Increase Vertical Exercises
People are always asking me what exercises increase vertical jump the most. So I will make a list of some great workouts you can do to increase your vertical.
1. Cleans
This exercise is great for building explosive strength in your legs and as a bonus you develop some upper body strength as well. Cleans are performed by lifting a barbell from the ground up to resting on your upper chest. When starting you want to make sure your back stays straight and that you are bending at the knees and not from the back. When you jump you have to have a strong a core because all movement must pass through the core. Cleans will strengthen your back which will help you jump higher.
2. Hamstring Curls
Some knee pain is caused by weak hamstrings and can be fixed by simply strengthening the muscle. Knee pain should not be felt while doing hamstring curls like you might feel during squats. I would recommend you go heavy but not too heavy. You need to be able to bring the weight all the way so that your heels touch your butt. Stay in the low rep range and be prepared to be sore after the first time.
3. Calf Raises
Your calves act as the last little boost that you can give yourself before take off. Most of the time when you are jumping your body weight is already on it’s way up as your calves flex, so this means that you want the calves to be able to explode as quickly as possible with a little less weight than your body. So doing calf raises without any extra weight is fine. I recommend doing some calf raises with heavy weight and doing some jumping exercises where you only use your calves to do the jumping.
4. Box Jumps
If you want to increase your vertical jump you have to train with plyometrics as well as with strength gaining exercises that we have discussed. Plyos are jumping exercises that will train the golgi tendon reflexes to react with more precision.

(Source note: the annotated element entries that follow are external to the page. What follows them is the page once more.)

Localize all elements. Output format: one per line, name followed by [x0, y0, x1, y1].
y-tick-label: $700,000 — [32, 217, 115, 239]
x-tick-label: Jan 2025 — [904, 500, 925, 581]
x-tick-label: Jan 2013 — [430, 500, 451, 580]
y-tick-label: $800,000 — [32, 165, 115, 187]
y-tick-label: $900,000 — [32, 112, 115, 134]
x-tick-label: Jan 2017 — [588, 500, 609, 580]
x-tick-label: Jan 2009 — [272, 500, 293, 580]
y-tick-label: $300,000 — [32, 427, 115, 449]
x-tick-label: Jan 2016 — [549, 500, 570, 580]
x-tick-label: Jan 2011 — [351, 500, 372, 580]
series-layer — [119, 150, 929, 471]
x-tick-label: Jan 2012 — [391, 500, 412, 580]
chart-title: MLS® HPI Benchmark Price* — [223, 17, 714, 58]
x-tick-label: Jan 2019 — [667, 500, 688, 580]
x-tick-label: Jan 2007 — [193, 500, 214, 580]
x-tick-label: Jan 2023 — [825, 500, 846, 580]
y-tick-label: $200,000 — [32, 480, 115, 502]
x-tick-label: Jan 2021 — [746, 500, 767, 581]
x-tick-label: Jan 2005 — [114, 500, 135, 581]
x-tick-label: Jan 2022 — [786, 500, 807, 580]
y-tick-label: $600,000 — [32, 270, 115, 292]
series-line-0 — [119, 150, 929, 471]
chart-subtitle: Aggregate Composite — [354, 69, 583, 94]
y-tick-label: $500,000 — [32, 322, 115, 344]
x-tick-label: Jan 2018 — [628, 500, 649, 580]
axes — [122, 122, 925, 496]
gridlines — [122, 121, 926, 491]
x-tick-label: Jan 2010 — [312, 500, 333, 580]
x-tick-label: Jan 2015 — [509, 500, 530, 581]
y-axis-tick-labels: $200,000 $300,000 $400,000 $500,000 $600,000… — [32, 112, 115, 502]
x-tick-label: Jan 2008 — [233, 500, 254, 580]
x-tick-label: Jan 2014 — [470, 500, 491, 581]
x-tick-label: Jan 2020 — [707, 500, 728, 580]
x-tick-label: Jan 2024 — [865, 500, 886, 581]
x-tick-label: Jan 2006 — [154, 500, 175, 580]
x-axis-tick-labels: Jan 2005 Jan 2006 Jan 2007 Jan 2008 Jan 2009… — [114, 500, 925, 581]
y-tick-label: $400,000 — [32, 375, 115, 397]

Do not do plyos on the same day that you train the big leg muscles. Plyometrics and weight training should be done on different days. The goal with plyometric exercises is not to tire the muscle from high rep activity but to make it more explosive for maximum jump height. Take a plyo box that is high enough to wear it scares you to jump on and then do low reps. If you can do 15 reps on a box, it is not high enough. You can do box jumps on lower boxes but you should not reset before jumping each time. This means as soon as your feet touch the ground you will explode back up on the box. This will train your fibers to fire with more precision.